Altro aspetto è il cumulo di altri progetti analoghi nello stesso territorio, in assenza di uno screening “dell’utilizzazione di risorse naturali, della produzione di rifiuti, dell’inquinamento e dei disturbi ambientali da essi prodotti, la loro localizzazione e il loro impatto potenziale con riferimento, tra l’altro, all’area geografica e alla densità della popolazione interessata”, come stabilito dalla direttiva europea 92 del 2011. Eppure, in Capitanata continuano a fioccare richieste per questa tipologia di impianti, l’ultimo dei quali a Sant’Agata di Puglia; nonostante l’85,5% dell’energia prodotta in Puglia risulti in eccedenza (come da elaborazione dati Terna realizzata dal Centro Studi di Confartigianato Imprese Puglia).
“Il finanziamento pubblico di queste centrali a biomasse – dichiara Giuseppe L’Abbate (M5S) –, laddove dati statistici certi farebbero emergere la mancanza di materia prima sul territorio necessaria al loro operato ed anche in assenza di reali garanzie del mantenimento dei livelli occupazionali, collide con i bisogni di sviluppo economico del territorio e del paesaggio italiano. Seppur non manchino alternative ragionevoli da finanziare – continua il deputato pugliese 5 Stelle – come la stessa società Enterra aveva colto commissionando dieci anni fa, per lo stesso sito, uno studio di fattibilità per un Centro Logistico Polifunzionale (una sorta di interporto in grado di sfruttare il collegamento già esistente con le Ferrovie e che vanta pochi altri eccellenti esempi in Puglia, ndr) per valorizzare la filiera agroalimentare made in Italy, vera vocazione del territorio del Tavoliere, Invitalia e lo Stato Italiano continuano a finanziare progetti il cui unico o principale presupposto di validità del business plan sono i lauti incentivi per le fonti energetiche rinnovabili. Incentivi, che nel nostro Paese, sono destinati per la maggior parte a grandi impianti industriali in aree verdi a scapito della microgenerazione e del fotovoltaico sui tetti”.

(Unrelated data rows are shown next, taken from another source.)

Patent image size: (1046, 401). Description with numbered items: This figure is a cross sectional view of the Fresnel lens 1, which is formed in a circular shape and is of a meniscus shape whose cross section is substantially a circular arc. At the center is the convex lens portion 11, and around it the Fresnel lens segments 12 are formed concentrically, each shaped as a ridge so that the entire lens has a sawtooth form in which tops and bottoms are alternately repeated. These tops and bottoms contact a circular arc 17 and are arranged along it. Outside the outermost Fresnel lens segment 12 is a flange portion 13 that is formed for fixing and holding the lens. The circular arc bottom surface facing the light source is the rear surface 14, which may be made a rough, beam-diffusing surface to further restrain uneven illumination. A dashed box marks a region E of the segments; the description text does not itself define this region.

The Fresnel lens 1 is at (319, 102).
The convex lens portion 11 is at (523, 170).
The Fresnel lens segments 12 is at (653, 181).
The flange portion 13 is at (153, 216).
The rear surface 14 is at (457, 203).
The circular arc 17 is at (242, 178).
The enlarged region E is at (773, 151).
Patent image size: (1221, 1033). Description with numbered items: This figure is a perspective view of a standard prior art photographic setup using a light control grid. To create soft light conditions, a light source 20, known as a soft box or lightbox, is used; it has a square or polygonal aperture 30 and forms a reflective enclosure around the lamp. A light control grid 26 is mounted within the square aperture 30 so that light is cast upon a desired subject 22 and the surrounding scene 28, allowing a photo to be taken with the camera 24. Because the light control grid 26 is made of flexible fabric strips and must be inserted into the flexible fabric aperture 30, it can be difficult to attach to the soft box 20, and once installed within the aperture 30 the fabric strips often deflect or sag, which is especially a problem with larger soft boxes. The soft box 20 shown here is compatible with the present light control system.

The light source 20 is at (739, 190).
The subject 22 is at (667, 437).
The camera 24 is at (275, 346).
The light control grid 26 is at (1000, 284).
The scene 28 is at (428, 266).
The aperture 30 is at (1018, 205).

I Ministeri dello Sviluppo Economico, dell’Agricoltura e dell’Ambiente dovranno rispondere se nel corso dell’istruttoria da parte di Invitalia sulla futura centrale a biomasse di “Borgo Eridania” sia stata tenuta in debita considerazione l’analisi costi-benefici, visti gli ingenti finanziamenti pubblici, in modo tale da garantire alla cittadinanza locale, già allarmata dalla presenza di altri impianti simili, che le ricadute occupazionali ed economiche, anche indirette, giustifichino gli impatti ambientali e sanitari ed anche il danno all’agricoltura biologica e di qualità che questo progetto porta inevitabilmente con sé.